ABSTRACT: In this talk, application of polymers in flexible sensors and microfluidic components will be presented. A 16 x 16 tactile sensor array with 1mm spatial resolution, similar to that of human skin, has been fabricated by stacking multiple layers of PDMS elastomer. Tactile response of a cell has shown a sensitivity of 3%/mN within the full-scale range of 40mN (250kPa). Expandability has been demonstrated by using ACP to tile up the modular arrays. Various tactile images have been successfully captured by one sensor module, as well as the expanded 32 x 32 modular array sensor. Another application of stacked polymer layers will be introduced for high-throughput cellular manipulation using a microfluidic chip with multiple micro-wells in two-dimensional arrays. The chip performs single cell positioning, specific reagent injection, and secretion monitoring for high-throughput cell analysis and drug screening. The implemented device was designed to provide three consecutive functions: autonomous cell capture in multiple micro-wells in a two-dimensional array; active cell isolation; and specific reagents injection into each micro-well. A cell capture experiment has been performed using myoblast stem cells, and the successful positioning of single cells on micro-wells was achieved. Also, the selective injection of various growth factors into specific target cells has been demonstrated and its effects on cell proliferation and differentiation have been monitored.

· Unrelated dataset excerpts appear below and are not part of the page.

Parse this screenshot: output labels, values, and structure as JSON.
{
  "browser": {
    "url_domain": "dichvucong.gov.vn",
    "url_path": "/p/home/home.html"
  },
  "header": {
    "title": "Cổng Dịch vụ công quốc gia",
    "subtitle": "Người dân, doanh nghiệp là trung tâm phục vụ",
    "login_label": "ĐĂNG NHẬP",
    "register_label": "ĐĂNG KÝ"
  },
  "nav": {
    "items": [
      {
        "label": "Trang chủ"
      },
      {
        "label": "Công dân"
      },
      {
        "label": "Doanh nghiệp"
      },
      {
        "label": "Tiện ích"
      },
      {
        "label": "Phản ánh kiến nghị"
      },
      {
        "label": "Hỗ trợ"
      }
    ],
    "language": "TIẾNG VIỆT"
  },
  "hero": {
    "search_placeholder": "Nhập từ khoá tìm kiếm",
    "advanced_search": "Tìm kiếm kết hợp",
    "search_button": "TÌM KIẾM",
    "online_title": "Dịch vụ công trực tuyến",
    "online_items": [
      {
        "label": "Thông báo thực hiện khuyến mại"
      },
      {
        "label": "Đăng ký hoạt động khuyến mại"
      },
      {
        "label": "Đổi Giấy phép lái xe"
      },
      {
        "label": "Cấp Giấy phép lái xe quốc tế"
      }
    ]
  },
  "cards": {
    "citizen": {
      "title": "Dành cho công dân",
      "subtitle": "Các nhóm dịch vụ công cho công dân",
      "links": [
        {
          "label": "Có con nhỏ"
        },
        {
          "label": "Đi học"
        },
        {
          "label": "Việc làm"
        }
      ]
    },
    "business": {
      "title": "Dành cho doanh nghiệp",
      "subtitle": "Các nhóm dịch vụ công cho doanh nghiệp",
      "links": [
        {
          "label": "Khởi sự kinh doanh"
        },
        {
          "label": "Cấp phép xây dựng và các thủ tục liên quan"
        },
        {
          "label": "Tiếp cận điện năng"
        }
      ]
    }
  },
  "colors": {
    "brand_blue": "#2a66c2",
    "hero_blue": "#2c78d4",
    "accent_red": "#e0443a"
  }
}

BIO: Euisik Yoon recently joined the WIMS Center as a faculty in the EECS Department. He received his Ph.D. degree in electrical engineering from the University of Michigan, Ann Arbor in 1990. His current research interests are in BioMEMS, microfluidic cell assay chips, wireless neural probes, and CMOS image sensors. After getting his Ph.D. degree, he worked for the Fairchild Research Center of the National Semiconductor Corp. in Santa Clara, CA, and Silicon Graphics Inc. in Mountain View, CA, where he worked on deep submicron CMOS integration and MIPS microprocessor design. Before joining Michigan, he took faculty positions at the University of Minnesota, Minneapolis, MN, and at KAIST, Daejon, Korea. During the academic year of 2000–2001, he was a Visiting Faculty at Agilent Laboratory, Palo Alto, CA. He has served on various Technical Program Committees including IEEE AP-ASIC Conference (2001–2002), Transducers Conference (2003, 2005), IEEE IEDM (2006–2008) and IEEE MEMS Conference (2006, 2009). He also served on the IEEE ISSCC program committee (2003–2007) and was a general chair of International Symposium on Bio Micro & Nanosystems (2005).